Other load balancing methods is also available. See squid.conf.default
for the full the description of the
[cache_peer](http://www.squid-cache.org/Doc/config/cache_peer)
directive options.

## Common Problems

### When using an httpd-accelerator, the port number or host name for redirects or CGI-generated content is wrong

This happens if the port or domain name of the accelerated content is
different from what the client requested. When your httpd issues a
redirect message (e.g. 302 Moved Temporarily) or generates absolute
URLs, it only knows the port it's configured on and uses this to build
the URL. Then, when the client requests the redirected URL, it bypasses
the accelerator.

To fix this make sure that defaultsite is the site name requested by
clients, and that the port number of
[http_port](http://www.squid-cache.org/Doc/config/http_port) and the
backent web server is the same. You may also need to configure the
official site name on the web server.

Alternatively you can also use the location_rewrite helper interface to
Squid to fixup redirects on the way out to the client, but this only
works for the Location header, not URLs dynamically embedded in the
returned content.

### Access to password protected content fails via the reverse proxy

If the content on the web servers is password protected then you need to
tell the proxy to trust your web server with authentication credentials.
This is done via the login= option to
[cache_peer](http://www.squid-cache.org/Doc/config/cache_peer).
Normally you would use login=PASS to have the login information
forwarded. The other alternatives is meant to be used when it's the
reverse proxy which processes the authentication as such but you like to
have information about the authenticated account forwarded to the
backend web server.

cache_peer ip.of.server parent 80 0 no-query originserver login=PASS

> :information_source:
To pass details back as given **login=PASS** is an exact string

### Visitor requests can force fetching new objects from the back-end server

Client requests can contain *Cache-Control:* settings specifying
no-cache, must-revalidate, or low max-age which cause Squid to
revalidate or fetch new content from the backend web server rather
earlier than needed. This raises load on the delivery system which can
lead to bandwidth problems and rising costs.

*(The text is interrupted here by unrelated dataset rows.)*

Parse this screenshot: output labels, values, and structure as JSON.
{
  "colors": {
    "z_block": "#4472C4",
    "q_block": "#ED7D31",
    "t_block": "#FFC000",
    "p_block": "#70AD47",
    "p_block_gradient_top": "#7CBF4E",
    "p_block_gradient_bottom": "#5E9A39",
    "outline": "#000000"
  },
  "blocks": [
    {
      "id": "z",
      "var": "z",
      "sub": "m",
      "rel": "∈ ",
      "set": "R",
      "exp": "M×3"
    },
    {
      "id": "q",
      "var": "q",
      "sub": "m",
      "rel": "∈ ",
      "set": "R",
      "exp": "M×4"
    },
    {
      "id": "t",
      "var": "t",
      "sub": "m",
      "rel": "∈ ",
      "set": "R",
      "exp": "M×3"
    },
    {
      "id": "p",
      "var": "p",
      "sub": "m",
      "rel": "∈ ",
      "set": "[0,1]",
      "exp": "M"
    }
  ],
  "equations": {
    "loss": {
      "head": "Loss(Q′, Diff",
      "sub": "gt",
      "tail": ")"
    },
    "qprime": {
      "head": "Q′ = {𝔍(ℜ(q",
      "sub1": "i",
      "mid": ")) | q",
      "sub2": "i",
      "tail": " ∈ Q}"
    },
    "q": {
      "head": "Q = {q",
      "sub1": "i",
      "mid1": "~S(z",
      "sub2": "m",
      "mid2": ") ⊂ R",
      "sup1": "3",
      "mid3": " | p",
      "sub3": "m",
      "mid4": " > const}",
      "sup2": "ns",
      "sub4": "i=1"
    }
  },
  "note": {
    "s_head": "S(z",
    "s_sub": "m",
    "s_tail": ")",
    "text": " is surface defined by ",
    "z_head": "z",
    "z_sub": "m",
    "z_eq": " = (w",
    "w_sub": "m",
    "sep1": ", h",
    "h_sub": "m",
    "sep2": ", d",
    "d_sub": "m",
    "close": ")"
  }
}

In [Squid-3.1](/Releases/Squid-3.1)
and later the [http_port](http://www.squid-cache.org/Doc/config/http_port)
**ignore-cc** options is available on accel ports. This option informs
Squid to ignore the visitors control headers and depend solely on the
headers provided by backend servers.

http_port 80 accel ignore-cc
The terms **Accelerator Proxy**, **httpd-accelerator**, and **Reverse Proxy**
were all used in the past to describe what the HTTP Standard now officially
defines as a [**Gateway Proxy**](GatewayProxy).